Transcatheter aortic valve replacement (TAVR) has gained FDA approval for those patients who are poor surgical candidates due to age and comorbid medical conditions. Programs in many major medical centers now provide TAVR with excellent outcomes. Rapid improvements in the technology and procedural techniques of TAVR have contributed to frequent changes in the accepted indications for the procedure. This remains a dynamic subject of clinical studies. (Elbadawi A, et al. JACC Cardiovasc Interv. 2019;1a-d; Virtanen MPO, et al. JAMA Netw Open. 2019;2a-b.)
Pharmacological therapy is not effective in preventing the hemodynamic progression of aortic stenosis. The ACC/AHA Guidelines specify that hypertension should be treated according to the standard guideline-directed medical therapy in patients with Stage A, B or C disease. Hyperlipidemia should be treated with statin therapy on the basis of standard atherosclerotic risk in all patients with calcific AS. As a class 2b (weak) recommendation, treatment with renin–angiotensin system blockers (ACE inhibitors or ARBs) may be considered in patients who have undergone TAVR to reduce the long-term risk of all-cause mortality. (Otto CM, et al. J Am Coll Cardiol. 2020;22d-e[e93].)

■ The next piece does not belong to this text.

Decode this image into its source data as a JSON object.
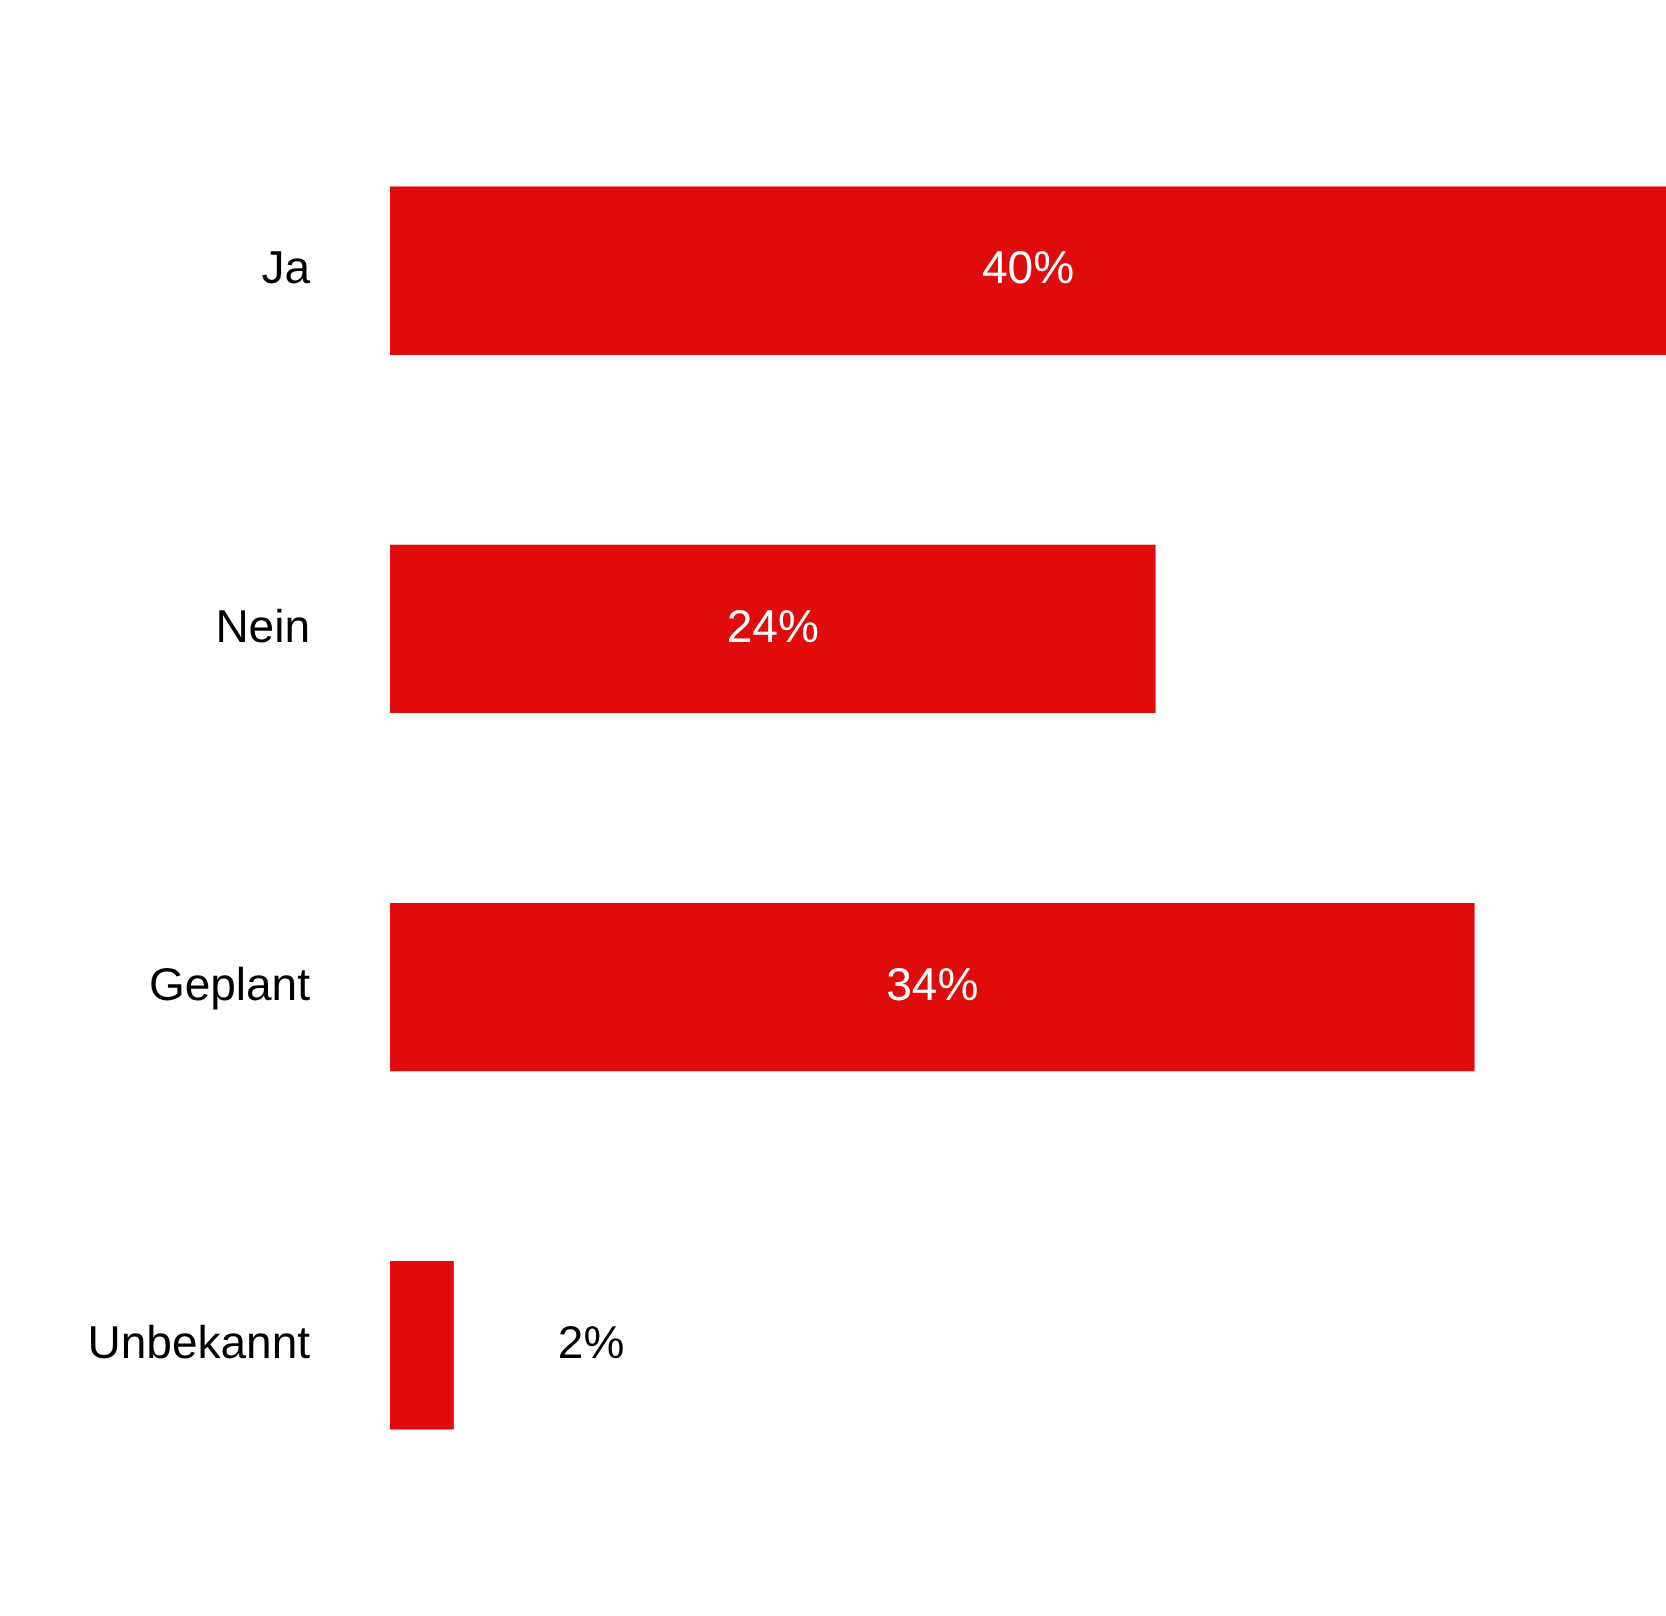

According to the ACC/AHA Guidelines, AVR is indicated for all patients with Stage D disease and patients with Stage C disease that either have a reduced LVEF (< 50%) or are undergoing surgery for another cardiac condition. (Otto CM, et al. J Am Coll Cardiol. 2020;24a[figure 2, e95].) Although surgical AVR (SAVR) is the default option, TAVR is appropriate for patients with prohibitive surgical risk. TAVR may also be considered as an alternative to SAVR in patients receiving bioprosthetic (but not mechanical) valves. However, because of limited data on TAVR durability, SAVR is preferred in patients with longer life expectancy, and the choice of procedure should be individualized according to patient-specific factors, including comorbidities, anatomical amenability and preferences. (Otto CM, et al. J Am Coll Cardiol. 2020;24a[figure 2, e95].)
In patients with Stage C disease and a normal LVEF, the ACC/AHA Guidelines state that SAVR is reasonable (but necessarily indicated) if the patient’s exercise capacity and blood pressure decrease during an exercise treadmill test, or if the patient has low surgical risk and fulfils one of the following criteria: 1) transaortic Vmax of 5 m/s or greater; 2) B-type natriuretic peptide elevation of > 3X normal; or 3) rapid disease progression. (Otto CM, et al. J Am Coll Cardiol. 2020;24a[figure 2, e95].) SAVR may be considered (class 2b recommendation) in patients with Stage C aortic stenosis with a progressive decrease in LVEF (to < 60%) on at least 3 serial imaging studies, or in patients with Stage B (moderate) disease who are undergoing cardiac surgery for another indication. (Otto CM, et al. J Am Coll Cardiol. 2020;24a[figure 2, e95].)
A good approach to aortic stenosis is to follow regular echocardiograms and if the mean pressure gradient is > 25 mm Hg, repeat the history and physical every 6 months and instruct the patient to notify their physician if any signs or symptoms of aortic stenosis develop.
Patients with a low transaortic valve gradient (less than 25 mm Hg) and advanced heart failure may not improve after AVR if irreversible myocardial remodeling has already occurred. The risks of no improvement must be discussed with these patients before undertaking AVR.